A Testamentary Trust Will (“TTW”) leaves your inheritance to your beneficiaries in a trust structure. A TTW can establish one or multiple trusts and divides your estate to those trusts. Your inheritance passes to your nominated beneficiaries within the trust structure you have created.
Before we get to the top 4 advantages of a TTW, it is important to understand the three roles of a trust:
- Trustee – they make the day-to-day decisions of the trust, including who receives distributions
- Appointor – they have the power to remove & appoint a Trustee (they are the true controllers of the trust and have the ultimate power)
- Beneficiaries – the named beneficiaries are entitled to be considered for a distribution but do not have a fixed entitlement to the inheritance (except upon the termination of the trust).
The top 4 advantages of establishing a TTW:
1. Give the gift of asset protection:
From Creditors: Assets held in a trust do not form part of your bankrupt estate and so are protected from future creditors of your beneficiary/ies.
From Divorce/Separation: The family law court will take into consideration assets that are controlled by the parties separating, and if the person is 100% in control of such assets then those assets will come under the court’s scrutiny. This means that those assets will be exposed in a property settlement.
One way you can protect your inheritance from the family law court is by appointing co-appointors or an independent appointor to give the ultimate protection.

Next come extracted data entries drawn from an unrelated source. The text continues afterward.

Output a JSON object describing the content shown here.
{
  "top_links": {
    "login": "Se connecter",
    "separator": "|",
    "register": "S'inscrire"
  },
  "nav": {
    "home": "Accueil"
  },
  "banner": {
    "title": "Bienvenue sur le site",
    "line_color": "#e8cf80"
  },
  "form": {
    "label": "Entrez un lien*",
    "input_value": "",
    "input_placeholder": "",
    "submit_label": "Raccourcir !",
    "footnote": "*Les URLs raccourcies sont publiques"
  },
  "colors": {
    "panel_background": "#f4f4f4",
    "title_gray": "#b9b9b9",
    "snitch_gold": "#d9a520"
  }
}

2. Protect vulnerable beneficiaries
If your loved ones are exposed to issues that leave them vulnerable (ie shopping addictions, age, disability or other addictions) then you may want to have someone else in charge to make sure their inheritance is not wasted. By appointing an independent trustee and appointor who you trust, you are able to trust that the decisions made will be in the best interests of the beneficiaries that may not be able to help themselves.
3. Tax minimisation & flexibility (can stream income to class of B to lower income tax payable (and special rates of TTW)
A trust has capital (the initial inheritance value) and income (amount earned from the initial value) and capital gain (any growth from the initial value). The trust should distribute income and any capital gain to the beneficiaries by 30 June each year so that tax is not payable at the top tax rate by the trustee.
If the trustee distributes the income and capital gain (if any) to the beneficiaries they will pay tax in their personal name at their personal rate. A trust set up in a Will is special in that lower tax rates apply compared to a trust established outside a will, and children are treated as adults for tax purposes meaning that if a beneficiary is under 18 they are taxed at adult rates and can access the tax free threshold of an adult (as opposed to being taxed at the penalty rates for children).
5. Family Wealth & Future Generations
You want your bloodline to inherit your estate. By setting up a trust (which can have a lifespan of up to 80 years) in your will you are able to name your bloodline as beneficiaries of the trust. This gives you peace of mind that your future generations will benefit from the wealth you are creating today.